Investment firm Arcapita Bank BSC filed a Chapter 11 petition for bankruptcy court protection in Manhattan on Monday.
This story first appeared in the March 21, 2012 issue of WWD. Subscribe Today.
Five affiliated debtors, including Arcapita Investment Holdings Ltd., also filed petitions for bankruptcy court protection. Arcapita has assets of $3.06 billion and liabilities of $2.55 billion.
The Central Bank of Bahrain, owed $225.1 million on a bank loan, is Arcapita’s largest unsecured creditor. Germany’s Commerzbank is the second-largest unsecured creditor at $164.7 million. Others owed money for loans include banks from Bahrain, Belgium, Cayman Islands, London, Saudi Arabia and the United Arab Emirates.
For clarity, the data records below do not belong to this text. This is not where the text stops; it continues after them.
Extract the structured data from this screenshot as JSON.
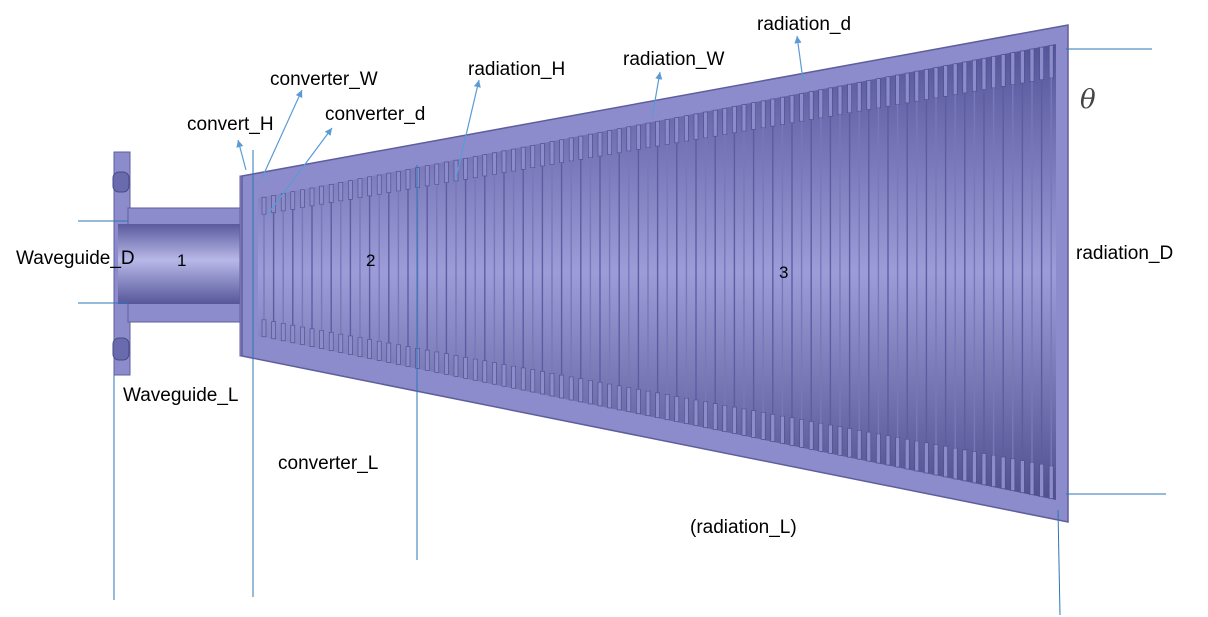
{
  "labels": {
    "waveguide_d": "Waveguide_D",
    "waveguide_l": "Waveguide_L",
    "convert_h": "convert_H",
    "converter_w": "converter_W",
    "converter_d": "converter_d",
    "converter_l": "converter_L",
    "radiation_h": "radiation_H",
    "radiation_w": "radiation_W",
    "radiation_d": "radiation_d",
    "radiation_D": "radiation_D",
    "radiation_l": "(radiation_L)",
    "theta": "θ"
  },
  "sections": {
    "s1": "1",
    "s2": "2",
    "s3": "3"
  },
  "colors": {
    "body": "#8c8ccc",
    "body_edge": "#5e5e9c",
    "inner": "#6a6aae",
    "highlight": "#b4b4e4",
    "shadow": "#4a4a86",
    "dimension_line": "#2e75b6",
    "arrow": "#5b9bd5"
  }
}
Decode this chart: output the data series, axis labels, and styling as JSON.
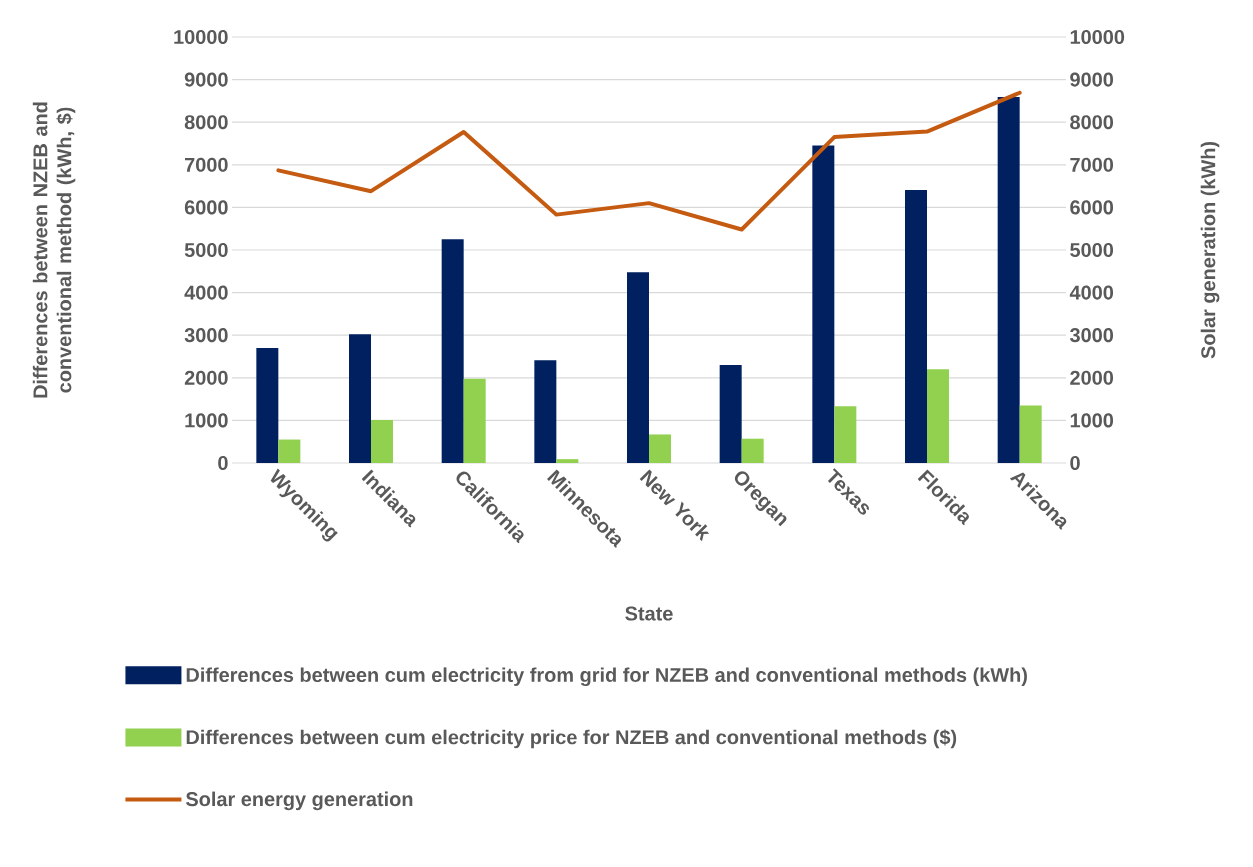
{
  "chart_data": {
    "type": "bar",
    "xlabel": "State",
    "ylabel": "Differences between NZEB and conventional method (kWh, $)",
    "y2label": "Solar generation (kWh)",
    "categories": [
      "Wyoming",
      "Indiana",
      "California",
      "Minnesota",
      "New York",
      "Oregan",
      "Texas",
      "Florida",
      "Arizona"
    ],
    "series": [
      {
        "name": "Differences between cum electricity from grid for NZEB and conventional methods (kWh)",
        "type": "bar",
        "color": "#002060",
        "values": [
          2700,
          3020,
          5250,
          2410,
          4480,
          2300,
          7450,
          6410,
          8590
        ]
      },
      {
        "name": "Differences between cum electricity price for NZEB and conventional methods ($)",
        "type": "bar",
        "color": "#92d050",
        "values": [
          550,
          1010,
          1980,
          90,
          670,
          570,
          1330,
          2200,
          1350
        ]
      },
      {
        "name": "Solar energy generation",
        "type": "line",
        "axis": "y2",
        "color": "#c55a11",
        "values": [
          6870,
          6380,
          7770,
          5830,
          6100,
          5480,
          7650,
          7780,
          8690
        ]
      }
    ],
    "ylim": [
      0,
      10000
    ],
    "yticks": [
      0,
      1000,
      2000,
      3000,
      4000,
      5000,
      6000,
      7000,
      8000,
      9000,
      10000
    ],
    "y2lim": [
      0,
      10000
    ],
    "y2ticks": [
      0,
      1000,
      2000,
      3000,
      4000,
      5000,
      6000,
      7000,
      8000,
      9000,
      10000
    ],
    "grid": "y",
    "legend": "bottom"
  }
}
Arcapita was founded in 1996 as First Islamic Investment Bank, and is an Islamic wholesale bank owned by the Central Bank of Bahrain. Arcapita Inc., a U.S. subsidiary, was formerly known as Crescent Investments and invests in American firms for between $200 million and $1 billion. The investments are then sold on average five years later.
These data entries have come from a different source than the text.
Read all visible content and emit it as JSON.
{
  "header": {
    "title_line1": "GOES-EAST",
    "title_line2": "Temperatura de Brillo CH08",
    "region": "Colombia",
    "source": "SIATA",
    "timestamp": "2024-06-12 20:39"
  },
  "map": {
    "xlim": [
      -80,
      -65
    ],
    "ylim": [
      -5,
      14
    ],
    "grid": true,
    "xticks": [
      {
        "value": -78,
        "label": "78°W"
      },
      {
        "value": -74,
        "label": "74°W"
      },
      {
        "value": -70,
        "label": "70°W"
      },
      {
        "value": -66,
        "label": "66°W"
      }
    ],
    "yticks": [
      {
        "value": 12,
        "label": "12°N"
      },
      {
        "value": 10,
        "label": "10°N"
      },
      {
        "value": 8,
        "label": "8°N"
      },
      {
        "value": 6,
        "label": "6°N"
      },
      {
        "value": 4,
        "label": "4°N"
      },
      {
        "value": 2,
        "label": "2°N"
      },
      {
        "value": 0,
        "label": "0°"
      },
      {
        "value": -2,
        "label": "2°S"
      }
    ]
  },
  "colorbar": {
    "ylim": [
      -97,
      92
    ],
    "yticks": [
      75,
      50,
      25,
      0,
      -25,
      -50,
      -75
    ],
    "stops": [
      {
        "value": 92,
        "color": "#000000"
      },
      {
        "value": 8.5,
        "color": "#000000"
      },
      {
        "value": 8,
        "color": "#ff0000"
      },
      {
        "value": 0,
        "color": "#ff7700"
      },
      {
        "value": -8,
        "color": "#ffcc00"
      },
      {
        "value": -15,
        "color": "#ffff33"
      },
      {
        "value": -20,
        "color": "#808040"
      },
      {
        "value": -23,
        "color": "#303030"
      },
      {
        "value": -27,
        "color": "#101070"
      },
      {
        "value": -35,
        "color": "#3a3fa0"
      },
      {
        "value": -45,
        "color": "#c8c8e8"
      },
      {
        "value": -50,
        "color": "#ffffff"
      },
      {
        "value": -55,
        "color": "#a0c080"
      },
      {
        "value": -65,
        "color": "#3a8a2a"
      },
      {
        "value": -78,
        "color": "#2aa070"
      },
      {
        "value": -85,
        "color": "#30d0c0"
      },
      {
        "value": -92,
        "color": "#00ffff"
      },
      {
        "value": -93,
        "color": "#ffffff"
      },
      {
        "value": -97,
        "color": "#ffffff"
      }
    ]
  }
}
The Manama, Bahrain-based firm includes among its consumer-branded holdings women’s apparel retailer J. Jill and Bijoux Terner, an accessories retailer at airports, hotels and cruise ships. Former investments in the consumer sphere include Church’s Chicken, coffeehouse chain Caribou Coffee and women’s apparel off-price chain Loehmann’s. The debtor manages about $7.4 billion in assets, which include real estate holdings and firms in Europe and Asia, in addition to those in the U.S., according to court papers.
None of Arcapita’s operating subsidiaries nor its portfolio firms are parties to the filing.
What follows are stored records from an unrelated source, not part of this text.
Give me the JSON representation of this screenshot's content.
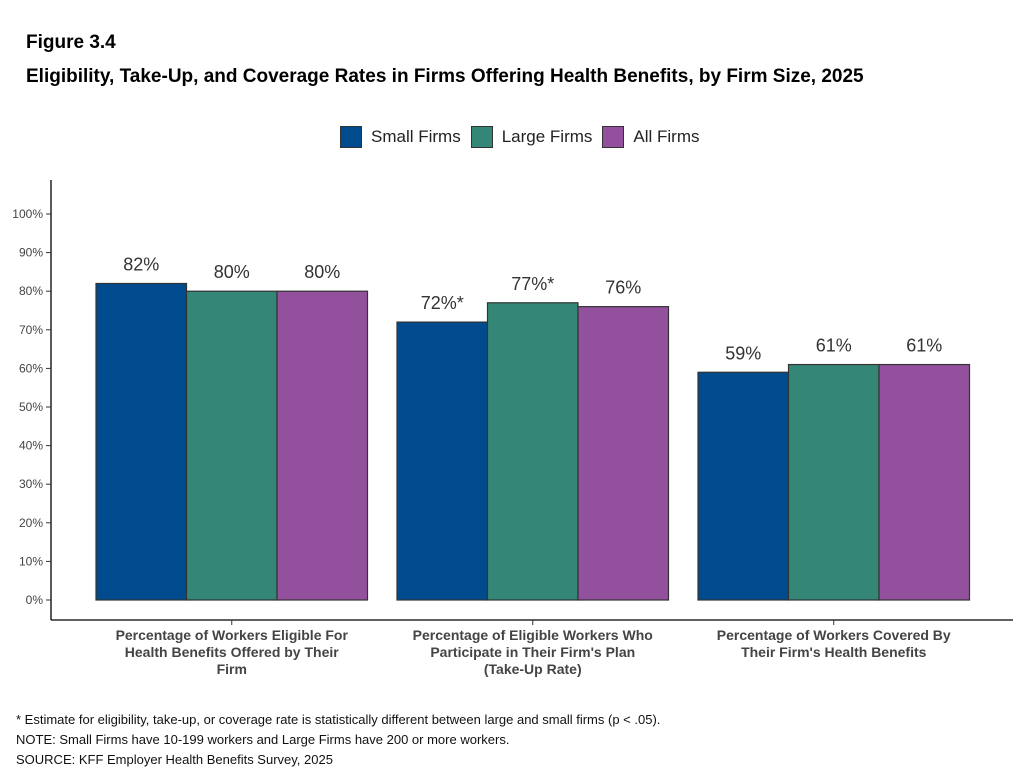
{
  "figure_label": "Figure 3.4",
  "figure_title": "Eligibility, Take-Up, and Coverage Rates in Firms Offering Health Benefits, by Firm Size, 2025",
  "notes": [
    "* Estimate for eligibility, take-up, or coverage rate is statistically different between large and small firms (p < .05).",
    "NOTE: Small Firms have 10-199 workers and Large Firms have 200 or more workers.",
    "SOURCE: KFF Employer Health Benefits Survey, 2025"
  ],
  "chart_data": {
    "type": "bar",
    "legend_position": "top-center",
    "grid": false,
    "ylim": [
      0,
      100
    ],
    "yticks": [
      0,
      10,
      20,
      30,
      40,
      50,
      60,
      70,
      80,
      90,
      100
    ],
    "ytick_labels": [
      "0%",
      "10%",
      "20%",
      "30%",
      "40%",
      "50%",
      "60%",
      "70%",
      "80%",
      "90%",
      "100%"
    ],
    "categories": [
      [
        "Percentage of Workers Eligible For",
        "Health Benefits Offered by Their",
        "Firm"
      ],
      [
        "Percentage of Eligible Workers Who",
        "Participate in Their Firm's Plan",
        "(Take-Up Rate)"
      ],
      [
        "Percentage of Workers Covered By",
        "Their Firm's Health Benefits"
      ]
    ],
    "series": [
      {
        "name": "Small Firms",
        "color": "#004b8d",
        "values": [
          82,
          72,
          59
        ],
        "labels": [
          "82%",
          "72%*",
          "59%"
        ]
      },
      {
        "name": "Large Firms",
        "color": "#348776",
        "values": [
          80,
          77,
          61
        ],
        "labels": [
          "80%",
          "77%*",
          "61%"
        ]
      },
      {
        "name": "All Firms",
        "color": "#93519d",
        "values": [
          80,
          76,
          61
        ],
        "labels": [
          "80%",
          "76%",
          "61%"
        ]
      }
    ]
  }
}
In a statement filed with the bankruptcy court, Henry A. Thompson, executive director, head of legal, at Arcapita Bank, said, “Like virtually all private equity institutions and investment banks, the debtors have been adversely impacted by the global economic downturn, and have been especially hard hit by the recent debt crisis in the euro zone. This global recession has hampered the debtors’ ability to obtain liquidity from the capital markets, and has also resulted in a reduction in asset values…”
The company had been in talks with principal lenders to restructure a $1.1 billion debt that was due on March 28, but certain hedge funds who own the debt had blocked the discussions, according to court documents.